Полная версия:
По Руси
Заглянул прищуренным глазом в лицо мне и спросил:
– А книжка-то грехов наших, поди, вовсе размокла у тебя, пропала, а?
Когда мы сошли с куска льдины, навалившегося на берег, раздавив в щепы какую-то барку, вся часть льда, лежавшая в воде, хрустнула и, покачиваясь, захлебываясь, поплыла.
– Ишь ты, – одобрительно сказал мордвин, – поняла дело!
Мокрые, иззябшие и веселые, мы на берегу, в толпе слободских мещан; Боев и солдат уже ругаются с ними, мы кладем Осипа на какие-то бревна, он весело кричит:
– Ребя, а книжка-то решилась, размокла ведь…
Эта книжка – точно кирпич за пазухой у меня; незаметно вынув, я швыряю ее далеко в реку, и она шлепается о темную воду, как лягушка.
Дятловы помчались в гору – в кабак за водкой, бегут, колотят друг друга кулаками и орут:
– Р-ря!
– Их ты-и!..
Высокий старик с бородою апостола и глазами вора убежденно говорит над моим ухом:
– А за то, что вы взбулгачили народ мирный, надо бы вас, анафемов, по мордам…
Боев, переобуваясь, кричит:
– Чем мы вас потревожили?
– Христиане тонут, – ворчит солдат, еще более охрипший, – а вы что делали?
– А что нам делать?
Осип лежит на земле, вытянув ногу, и, щупая полушубок дрожащими руками, жалуется тихонько:
– Ах, мать честная, как измочился… Спорчена одежа на нет… а – года не носил!..
Стал он маленький, сморщился и словно тает, лежа на земле, становясь всё меньше.
Вдруг, приподнявшись, он сел, охнул и злым, высоким голосом заговорил:
– Понесли вас беси, дураков, – в баню, в церковь, вишь ты! Чертогоны!.. Туда же… Не проживет бог без вас свой праздник… На смерть наткнулись было… одежу всю спортили, чтоб вас розорвало…
Все переобувались, отжимали одежу, устало сопя, охая, переругиваясь с мещанами, а он кричал всё горячее:
– На-ко, что удумали, окаянные! Баня им надобна… вот, – полицию бы, она бы вам показала баню…
Кто-то из мещан услужливо сказал:
– За полицией послано…
– Ты – что? – закричал Боев Осипу. – Ты зачем притворяешься?
– Я?
– Ты!
– Стой! Это как же?
– Кто подбил народ, чтоб идти, а?
– Кто?
– Ты!
– Я?
Осип задергался, точно в судороге, и сорвавшимся голосом повторил:
– Я-а?
– Это совсем верно, – спокойно и внятно сказал Бу-дырин.

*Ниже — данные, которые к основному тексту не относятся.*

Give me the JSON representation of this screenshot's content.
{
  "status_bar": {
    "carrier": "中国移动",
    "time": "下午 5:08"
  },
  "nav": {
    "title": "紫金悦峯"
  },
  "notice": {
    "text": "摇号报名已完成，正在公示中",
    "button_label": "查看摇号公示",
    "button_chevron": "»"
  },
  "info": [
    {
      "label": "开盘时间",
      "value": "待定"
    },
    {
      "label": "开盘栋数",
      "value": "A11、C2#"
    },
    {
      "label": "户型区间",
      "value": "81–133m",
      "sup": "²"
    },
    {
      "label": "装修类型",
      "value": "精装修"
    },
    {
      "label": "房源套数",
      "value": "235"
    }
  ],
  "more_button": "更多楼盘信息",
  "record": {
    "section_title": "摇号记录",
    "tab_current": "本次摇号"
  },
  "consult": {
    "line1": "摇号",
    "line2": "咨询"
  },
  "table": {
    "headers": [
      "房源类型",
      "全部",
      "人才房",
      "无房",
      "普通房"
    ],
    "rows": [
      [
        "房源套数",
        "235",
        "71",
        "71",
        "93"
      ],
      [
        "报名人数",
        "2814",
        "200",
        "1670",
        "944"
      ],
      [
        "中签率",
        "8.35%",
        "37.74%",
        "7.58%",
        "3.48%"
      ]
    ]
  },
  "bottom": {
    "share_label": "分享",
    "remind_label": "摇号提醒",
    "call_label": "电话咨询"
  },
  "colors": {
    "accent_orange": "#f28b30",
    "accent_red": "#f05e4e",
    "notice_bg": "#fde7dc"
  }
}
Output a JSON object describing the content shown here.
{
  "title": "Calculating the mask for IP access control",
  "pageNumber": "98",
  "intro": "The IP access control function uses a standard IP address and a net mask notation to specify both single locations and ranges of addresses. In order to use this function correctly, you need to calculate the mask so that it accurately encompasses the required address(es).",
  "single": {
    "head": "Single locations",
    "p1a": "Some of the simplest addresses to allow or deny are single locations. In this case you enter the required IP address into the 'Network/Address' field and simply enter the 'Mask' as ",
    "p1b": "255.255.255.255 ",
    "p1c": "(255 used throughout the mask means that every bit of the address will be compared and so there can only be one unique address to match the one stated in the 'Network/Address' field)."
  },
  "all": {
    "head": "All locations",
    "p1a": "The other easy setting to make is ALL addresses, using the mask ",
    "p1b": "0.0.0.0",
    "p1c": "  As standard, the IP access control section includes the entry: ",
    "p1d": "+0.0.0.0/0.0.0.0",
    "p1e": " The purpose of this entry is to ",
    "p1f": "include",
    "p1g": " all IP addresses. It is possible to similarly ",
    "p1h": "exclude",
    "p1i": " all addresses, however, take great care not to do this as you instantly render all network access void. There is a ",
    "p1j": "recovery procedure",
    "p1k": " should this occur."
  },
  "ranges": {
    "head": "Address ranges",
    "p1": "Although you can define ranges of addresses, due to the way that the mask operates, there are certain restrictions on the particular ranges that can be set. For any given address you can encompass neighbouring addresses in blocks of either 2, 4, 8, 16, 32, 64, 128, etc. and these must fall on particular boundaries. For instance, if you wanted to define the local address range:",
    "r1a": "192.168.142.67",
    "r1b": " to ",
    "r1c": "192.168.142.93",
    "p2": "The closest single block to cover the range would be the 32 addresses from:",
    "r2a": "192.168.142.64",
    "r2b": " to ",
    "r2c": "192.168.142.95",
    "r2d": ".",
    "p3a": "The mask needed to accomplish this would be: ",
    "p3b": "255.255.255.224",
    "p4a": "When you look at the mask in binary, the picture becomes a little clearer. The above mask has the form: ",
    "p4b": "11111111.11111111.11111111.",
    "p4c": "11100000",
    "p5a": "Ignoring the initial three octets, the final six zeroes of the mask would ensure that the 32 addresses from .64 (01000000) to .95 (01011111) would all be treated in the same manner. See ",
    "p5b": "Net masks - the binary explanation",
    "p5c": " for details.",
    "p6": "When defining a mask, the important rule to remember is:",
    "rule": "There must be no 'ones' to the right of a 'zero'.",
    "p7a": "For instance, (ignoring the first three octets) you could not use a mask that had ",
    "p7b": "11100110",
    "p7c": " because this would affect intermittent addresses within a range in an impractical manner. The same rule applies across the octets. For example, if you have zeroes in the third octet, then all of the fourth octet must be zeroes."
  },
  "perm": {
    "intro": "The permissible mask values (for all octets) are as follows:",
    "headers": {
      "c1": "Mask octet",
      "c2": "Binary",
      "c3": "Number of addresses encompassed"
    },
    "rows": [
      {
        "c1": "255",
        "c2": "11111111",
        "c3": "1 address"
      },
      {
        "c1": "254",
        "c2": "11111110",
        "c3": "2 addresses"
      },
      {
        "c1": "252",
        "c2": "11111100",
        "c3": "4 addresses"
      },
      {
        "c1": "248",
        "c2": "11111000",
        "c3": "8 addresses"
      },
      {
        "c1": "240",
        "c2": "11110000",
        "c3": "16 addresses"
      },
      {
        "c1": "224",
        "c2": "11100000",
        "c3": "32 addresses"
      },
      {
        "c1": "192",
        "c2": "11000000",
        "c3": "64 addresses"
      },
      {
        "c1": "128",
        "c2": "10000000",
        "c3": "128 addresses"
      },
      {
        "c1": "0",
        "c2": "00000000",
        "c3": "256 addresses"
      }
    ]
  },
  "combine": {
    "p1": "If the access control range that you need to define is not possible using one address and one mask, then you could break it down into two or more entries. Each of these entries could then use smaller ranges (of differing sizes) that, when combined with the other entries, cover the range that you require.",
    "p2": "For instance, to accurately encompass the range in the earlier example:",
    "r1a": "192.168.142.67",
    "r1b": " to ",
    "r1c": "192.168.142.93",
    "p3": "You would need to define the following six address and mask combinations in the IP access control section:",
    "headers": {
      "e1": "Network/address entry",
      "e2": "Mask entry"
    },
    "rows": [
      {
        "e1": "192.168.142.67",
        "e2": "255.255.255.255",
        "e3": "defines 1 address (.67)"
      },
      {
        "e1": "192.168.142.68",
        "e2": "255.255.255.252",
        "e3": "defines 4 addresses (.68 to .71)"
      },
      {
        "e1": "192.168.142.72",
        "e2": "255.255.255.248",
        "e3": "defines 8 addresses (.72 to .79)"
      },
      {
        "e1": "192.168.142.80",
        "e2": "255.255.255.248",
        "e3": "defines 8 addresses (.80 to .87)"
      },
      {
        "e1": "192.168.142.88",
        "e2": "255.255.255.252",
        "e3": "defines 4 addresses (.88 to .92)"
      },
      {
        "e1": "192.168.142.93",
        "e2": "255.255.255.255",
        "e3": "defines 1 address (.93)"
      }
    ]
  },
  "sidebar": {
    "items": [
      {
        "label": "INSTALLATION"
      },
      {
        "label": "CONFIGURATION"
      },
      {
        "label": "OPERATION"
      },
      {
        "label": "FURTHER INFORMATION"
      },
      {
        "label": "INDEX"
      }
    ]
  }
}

Мордвин тоже подтвердил, тихонько, печально:
– Ей-богу, ты, дядя Осип!.. Ты забыл…
– Конешно, ты заводчик делу, – угрюмо и веско крикнул солдат.
– За-абыл он! – яростно кричал Боев. – Как же, забыл! Нет, это он пробует, нельзя ли свою вину на чужую шею хомутом одеть, знаем мы!
Осип замолчал и, прищурив глаза, оглядел мокрых, полуодетых людей…
Потом, странно всхлипнув – смеясь или плача – дергая плечами и разводя руки, стал бормотать:
– А ведь – верно… и впрямь – моя затея-то… скажи на милость!
– То-то! – победоносно крикнул солдат.
Глядя на реку, кипевшую, как просяная каша, Осип, сморщив лицо и виновато спрятав глаза, продолжал:
– Прямо – затмение… ах ты, батюшки! И как не утонули? Даже понять нельзя… Фу ты, господи!.. Ребята… вы – того… не сердитесь, праздника ради… простите уж!.. Помутилось в уме у меня, что ли-то… Верно: я подбил… экой старый дурак…
– Ага? – сказал Боев. – А как бы я – утоп, чего бы ты говорил?
Мне казалось, что Осип искренно поражен ненужностью и безумием сделанного им, – скользкий, точно облизанный, напоминая новорожденного теленка, он сидел на земле, покачивая головою, шаря руками по песку вокруг себя, и не своим голосом всё бормотал покаянные слова, ни на кого не глядя.
Я смотрел на него, думая – где же тот воевода-человек, который, идя впереди людей, заботливо, умно и властно вел их за собою?
В душу наливалась неприятная пустота, я подсел к Осипу и, желая что-то сохранить, тихо сказал ему:
– Будет тебе…
Он искоса взглянул на меня и, распутывая бороду пальцами, так же тихо молвил:
– Видал? То-то вот…
И снова заворчал громко, для всех:
– Какая штука – а?
…На вершине горы, на фоне уже потемневшего неба, стоит черная щетина деревьев, гора прилегла к берегу, точно большой зверь. Появились синие тени вечера, они выглядывали из-за крыш домов, прижавшихся к темной коже горы, точно болячки, смотрели из рыжей, влажной пасти глинистого оврага, широко разинутой на реку, – чудилось, будто она тянется к воде, чтобы выпить ее.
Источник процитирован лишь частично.